Earlier this year, Google released a significant algorithm update now known as “Fred”. To say Fred was disruptive is an understatement: while some companies saw their online business increase, others experienced 50% - 90% drops in organic traffic. Fred comes on the heels of other big updates like Panda, Penguin, and Possum, all of which have kept websites and SEO specialists on their toes.

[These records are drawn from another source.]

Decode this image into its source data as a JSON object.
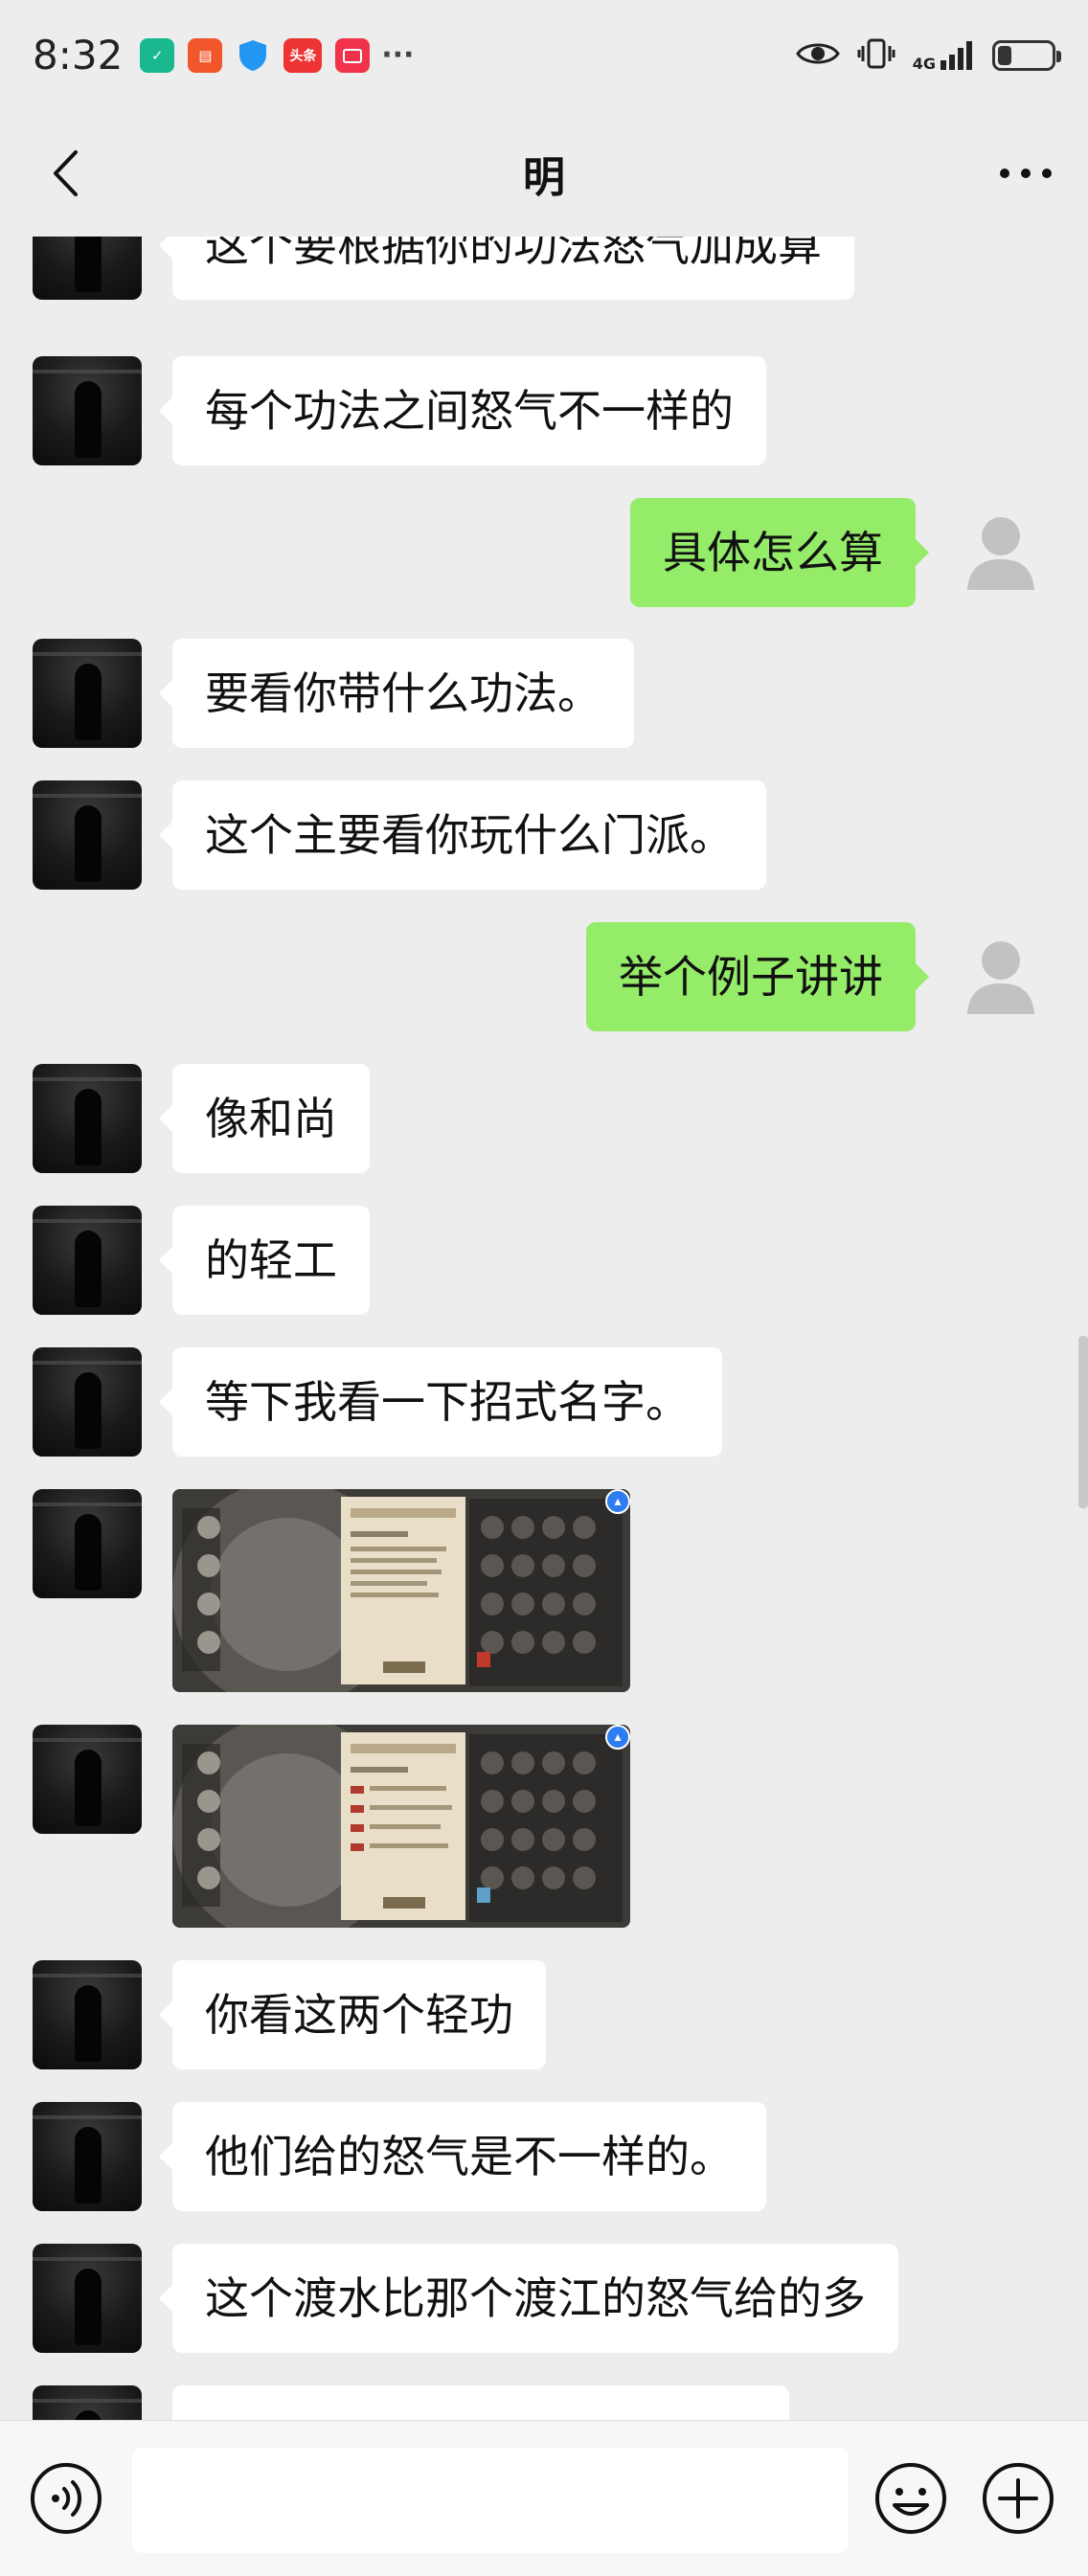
{
  "status_bar": {
    "time": "8:32",
    "notifications": [
      {
        "icon": "shield-app-icon",
        "label": ""
      },
      {
        "icon": "colorful-app-icon",
        "label": ""
      },
      {
        "icon": "blue-shield-icon",
        "label": ""
      },
      {
        "icon": "toutiao-icon",
        "label": "头条"
      },
      {
        "icon": "red-app-icon",
        "label": ""
      },
      {
        "icon": "more-notifications-icon",
        "label": "···"
      }
    ],
    "network": "4G",
    "battery_level": 0.25
  },
  "header": {
    "title": "明",
    "back_icon": "chevron-left-icon",
    "more_icon": "more-dots-icon"
  },
  "messages": [
    {
      "side": "left",
      "type": "text",
      "text": "这个要根据你的功法怒气加成算"
    },
    {
      "side": "left",
      "type": "text",
      "text": "每个功法之间怒气不一样的"
    },
    {
      "side": "right",
      "type": "text",
      "text": "具体怎么算"
    },
    {
      "side": "left",
      "type": "text",
      "text": "要看你带什么功法。"
    },
    {
      "side": "left",
      "type": "text",
      "text": "这个主要看你玩什么门派。"
    },
    {
      "side": "right",
      "type": "text",
      "text": "举个例子讲讲"
    },
    {
      "side": "left",
      "type": "text",
      "text": "像和尚"
    },
    {
      "side": "left",
      "type": "text",
      "text": "的轻工"
    },
    {
      "side": "left",
      "type": "text",
      "text": "等下我看一下招式名字。"
    },
    {
      "side": "left",
      "type": "image",
      "text": ""
    },
    {
      "side": "left",
      "type": "image",
      "text": ""
    },
    {
      "side": "left",
      "type": "text",
      "text": "你看这两个轻功"
    },
    {
      "side": "left",
      "type": "text",
      "text": "他们给的怒气是不一样的。"
    },
    {
      "side": "left",
      "type": "text",
      "text": "这个渡水比那个渡江的怒气给的多"
    }
  ],
  "input_bar": {
    "voice_icon": "voice-icon",
    "emoji_icon": "emoji-icon",
    "plus_icon": "plus-icon"
  },
  "colors": {
    "background": "#ededed",
    "my_bubble": "#95ec69",
    "their_bubble": "#ffffff",
    "image_badge": "#2d7cf0"
  }
}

As a leading digital marketing agency serving Lynwood, WA, Inquisitek always keeps its customers apprised not only of the latest tech happenings, but also of their effects. What do Google algorithm changes like Fred mean for your website? Read on.
Quality Content is Key
One of the best ways to avoid being adversely impacted by a Google algorithm change is to maximize the quality of your website’s content. Well-written content – the kind that thoroughly addresses its topic and provides comprehensive answers to relevant queries – is the kind of content Google algorithms like. Word count is important too, but not as important as quality content.
Optimize Your Visibility
Possum, the latest Google search update, makes it easier for internet users to find local companies. Search results are heavily skewed based on proximity to nearby firms, and how the user’s “local business” query is phrased. In order to maximize these benefits, you should double-check that your geo-specific search info is current. There are several ways to do this, including creating a “Google My Business” page, getting listed in local directories, and using the most relevant “local” keywords in your content.
Focus on User Experience
One thing a Google algorithm update will never penalize is a website with a high-functioning user experience (UX). If you have concerns in this area, Inquisitek can assist you in refining your UX in all key areas: optimization for all platforms, ensuring your site is easily navigable, using a schema markup, and confirming that your website’s structure is relevant and logical.
Mobile is Mandatory
If algorithm updates like Fred have confirmed one thing, it’s how important a mobile version of your website is to successful search hits. In fact, Google currently works on a “mobile-first” ranking system that gives preference to your mobile site over your desktop site. Leverage this system by taking the time to confirm that a) your content is homogenous across all platforms, b) you’re using the correct viewport configurations, and c) you’re exclusively using mobile-oriented plugins. Following these steps can get your load time down to three seconds, which is ideal. This is a huge advantage, considering that around 70 percent of mobile pages still take seven seconds to load - a problem that saddles slow mobile pages with an unsightly bounce rate of 113 percent.